Wenngleich die Nächte in diesen Höhen im Juni oft noch empfindlich kalt sind (auch die Gipfel von schütterem Neuschnee bestäubt sind) und man folglich gut daran tut die Öfen zu unterhalten, ist diese Nacht mild und vor den Fenstern des Haupthauses tummeln sich über 9000 Fluginsekten, die vom Lichte angezogen Einlass begehren, so lösche ich die Leuchten im Inneren, daß alles in Finsternis gehüllt liegt und trete hinaus auf die Terrasse hinter deren Balustrade der Abgrund gähnt. Da wölbt sich am klaren Gestirn unendlich funkelnde galaktische Materie. Bald hier, bald dort stürzen Meteorite jäh herab und verglühen in den grünweißen Valeurs brennenden Kupfers. Satelliten ziehen ihrer Bestimmung eigene eliptische Bahnen und zunächst, in der Troposphäre, überqueren Passagiermaschinen plangemäß den Alpenhauptkamm gen Samarkand oder werden, wohl weit wahrscheinlicher, in Laibach landen. Aus der Kühle des Erlengebüsches beim Wildbache, wo bei Vollmond anthrazitfarbene Hirsche an das naturgemäß ungestüme Nass zum Trunke herantreten, spült die Nacht pulsierende Schwärme von Glühwürmchen (Lampyridae, hier: Lampyris noctiluca) hinauf, daß allenthalben ein Leuchten ist, daß also endlich eine vollkommene Konvergenz eintritt aus oben und unten, aus biochemisch belebtem Chitingelicht und dem schweigsamen Glanz der Galaxien, aus nah und fern, aus groß und klein.

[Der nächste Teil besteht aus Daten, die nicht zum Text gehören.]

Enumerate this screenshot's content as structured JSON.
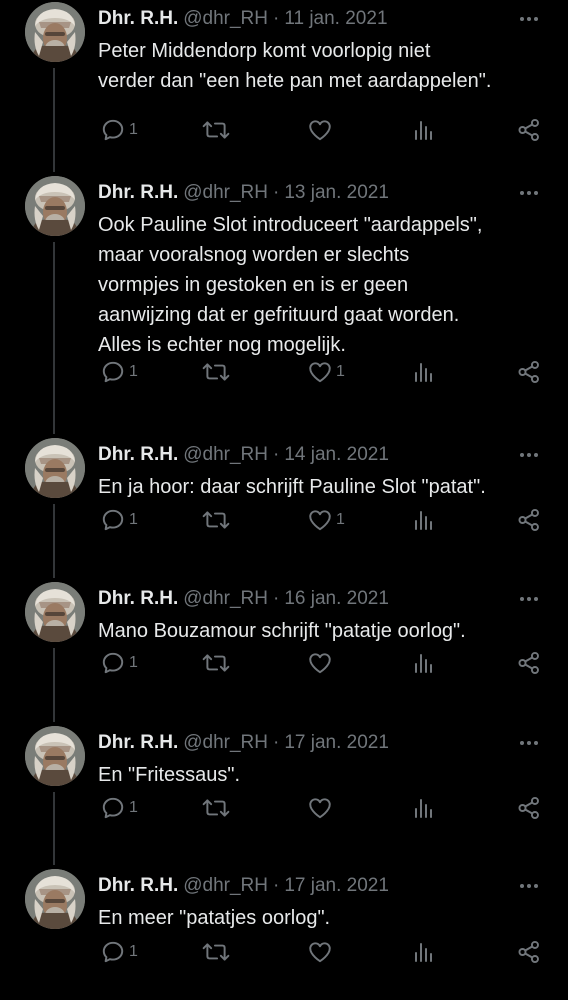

Doch hört, da – und da, es peitschen Schüsse durch den Hochwald – – Jäger! Wie sich denken lässt, wird nun im Schein von Taschenlampen dem toten Tiere das Gekröse aus dem aufgebrochenem Leib gerissen um es fortzuwerfen und der Kadaver taucht später, in denaturierter Form auf einem gedeckten Tisch als ein Wildbret (flankiert von Preisselbeergelee) wieder auf und wird von großen Mündern, wie sie standardgemäß in pyknische Physiognomien eingelassen sind, verzehrt, verdaut und ausgeschieden – nunmehr ein Fall für die kommunale Abwasserwirtschaft. Dabei ist es für mich stets so erquicklich, das zierliche Rotwild – von erhöhter Warte etwa – zu beobachten, wie es langbeinig und mit großer Eleganz durch das amorphe Astgewirr einer Windwurffläche stolziert. Just diesen Grazien stellen auch jene Jägerinnen mit diabolischer Vorliebe nach, die mir bei meinen Gängen schon oft begegneten und bei denen es sich ausnahmslos um verwachsene, vollkommen verrohte Vetteln handelt, deren alleinige Motivation den heimischen Herd ihres Hexenhauses zu verlassen, zweifelsfrei der pathologische Hass auf die Anmut der Anderen ist. Die Jagd ist ein Ventil. Bei sich abzeichnenden innerfamiliären Konflikten setzt sich der normale Österreicher in seinen Geländewagen und erschießt im taubenetzten Tann eine Rehfamilie und kann derart geläutert (und nachdem er sich die Hände mit einer aus Rehfett hergestellten Seife gewaschen hat bis sie bluten) wieder den Seinigen gegenübertreten. Hätte der umstrittene Politiker (und Aquarellmaler) Adolf Hitler im Waidwerk seine Erfüllung gefunden, also Komplexe und Ängste die ihn bedrückten, an der Rotwildpopulation seines Heimatgaues abgearbeitet, wären dem Osten und natürlich dem deutschen Reich selbst einige der größten Widrigkeiten erspart geblieben möchte man meinen.